In the middle of Arizona, a lone convenience mart stood amid cacti and tumbleweed. Jesse Tripps opened the door, to the sound of a country cowbell. A short fellow with round wire-rim glasses sat behind the counter. "Need a fill-up?" asked the clerk.
"No, a can of lighter fluid, today's paper, a box of matches, that bottle of that cream soda over there and all the money in the drawer," Jesse said.
"You're joking right? Where's your gun?"
"Oh, yes, right. I almost forgot." Jesse lifted his finger toward the man and drew what appeared to be a doorway in the air and then he stepped through, almost giving the cashier a heart-attack.
The clerk started to reach for the phone, but a gun was abruptly shoved against his head and a brown leather bag was shoved into his hands.
"Look man, I didn't see nothing, okay." The clerk whimpered.
"I said I wanted the money." Jesse said. The clerk began shuffling money into the brown, leather bag.
"What do you want me to do with it?" the clerk asked.
"Throw it behind you." The clerk did so and the money disappeared, followed by a moment later by Jesse. Some impulse made the clerk go diving into the doorway, only to hit a shelf of gummy worms.
The clerk rubbed his aching jaw and told himself that next time he would be ready.
He spent the next few weeks filling a safe with money to set a trap for the thief. Finally, Jesse walked in, wearing dark sunglasses, and a brown leather duster. On his head was a cowboy's hat with human teeth around the brim. "Need a fill-up?" the clerk asked with a wicked smile smeared upon his face.
"No, a can of lighter fluid, today's paper, a box of matches, that bottle of cream soda over there and all the money in that safe."
"Not until you pull a gun on me, Duke."
"Just give me a second, okay." He started to draw the same doorway as before, but as he started to step into it, the clerk produced a pistol from behind his back and fired a bullet into Jesse's head. Now that Jesse was dead, the clerk left him bleeding on the floor and hopped into the doorway.
Beyond the doorway was a long, white room with refrigerated drawers. The clerk opened a drawer. Inside was a dead body with a name and a note attached. It read: These men have died in the service of owning reality. Their key to reality has been passed down to another. After reading this, he shut the drawer and drew a door back into the convenience mart. He had to retrieve the body, before the cops found it. It was too late; the police had already showed up. As he stepped back into reality, guns were aimed in his direction.
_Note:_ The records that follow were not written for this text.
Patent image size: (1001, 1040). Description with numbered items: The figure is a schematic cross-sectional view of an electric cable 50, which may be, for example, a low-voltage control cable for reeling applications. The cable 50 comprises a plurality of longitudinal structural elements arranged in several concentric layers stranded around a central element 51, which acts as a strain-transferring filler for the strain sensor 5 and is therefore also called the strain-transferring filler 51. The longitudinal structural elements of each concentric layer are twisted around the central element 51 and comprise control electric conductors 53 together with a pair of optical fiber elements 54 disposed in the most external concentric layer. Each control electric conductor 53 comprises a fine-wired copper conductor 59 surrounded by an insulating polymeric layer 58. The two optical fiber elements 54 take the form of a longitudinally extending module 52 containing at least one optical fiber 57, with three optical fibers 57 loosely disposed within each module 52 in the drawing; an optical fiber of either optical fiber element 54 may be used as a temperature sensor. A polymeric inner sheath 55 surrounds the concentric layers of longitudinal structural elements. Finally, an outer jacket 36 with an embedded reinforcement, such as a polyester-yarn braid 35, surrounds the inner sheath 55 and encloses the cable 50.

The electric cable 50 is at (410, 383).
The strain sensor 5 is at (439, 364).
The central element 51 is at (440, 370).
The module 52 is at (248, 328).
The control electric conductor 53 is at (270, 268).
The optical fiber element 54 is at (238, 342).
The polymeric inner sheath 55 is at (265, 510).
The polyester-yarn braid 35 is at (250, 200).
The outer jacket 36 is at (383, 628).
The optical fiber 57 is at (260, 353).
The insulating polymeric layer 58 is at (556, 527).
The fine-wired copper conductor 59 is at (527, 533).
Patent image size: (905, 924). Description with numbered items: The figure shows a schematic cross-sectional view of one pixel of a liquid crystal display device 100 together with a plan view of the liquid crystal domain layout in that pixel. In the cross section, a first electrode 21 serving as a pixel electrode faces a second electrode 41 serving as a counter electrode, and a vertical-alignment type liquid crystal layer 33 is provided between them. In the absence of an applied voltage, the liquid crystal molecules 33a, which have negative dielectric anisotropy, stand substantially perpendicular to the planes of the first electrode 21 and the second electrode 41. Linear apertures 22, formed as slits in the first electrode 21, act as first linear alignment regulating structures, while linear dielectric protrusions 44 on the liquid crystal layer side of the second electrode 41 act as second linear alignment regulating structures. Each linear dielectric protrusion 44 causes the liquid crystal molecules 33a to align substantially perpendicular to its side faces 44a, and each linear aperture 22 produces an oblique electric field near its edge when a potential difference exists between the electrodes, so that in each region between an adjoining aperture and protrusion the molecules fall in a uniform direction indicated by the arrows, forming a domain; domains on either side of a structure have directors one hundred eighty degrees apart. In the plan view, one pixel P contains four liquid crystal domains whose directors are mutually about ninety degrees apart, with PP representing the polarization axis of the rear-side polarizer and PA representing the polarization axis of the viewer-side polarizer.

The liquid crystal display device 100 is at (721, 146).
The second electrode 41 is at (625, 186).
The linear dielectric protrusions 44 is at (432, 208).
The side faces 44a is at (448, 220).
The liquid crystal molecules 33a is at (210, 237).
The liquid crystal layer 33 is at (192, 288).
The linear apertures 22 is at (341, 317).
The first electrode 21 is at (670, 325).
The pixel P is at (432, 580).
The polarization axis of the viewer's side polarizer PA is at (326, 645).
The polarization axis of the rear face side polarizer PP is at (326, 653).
"Look, there is obviously some mistake. I need to put that body in a drawer." The clerk said.
"Not another step," the cops said. "You move we shoot." The clerk charged toward the body and tried to pull it into the doorway before the police could act, but the cycle was finished. The cops opened fire and killed the clerk.
The key was found in the clerk's pocket and discarded into a museum, where it stayed forever. Now free, the room began to fill with the fluids of life and grow a beating heart. The bodies became the skeletal frame of what would soon be a living being.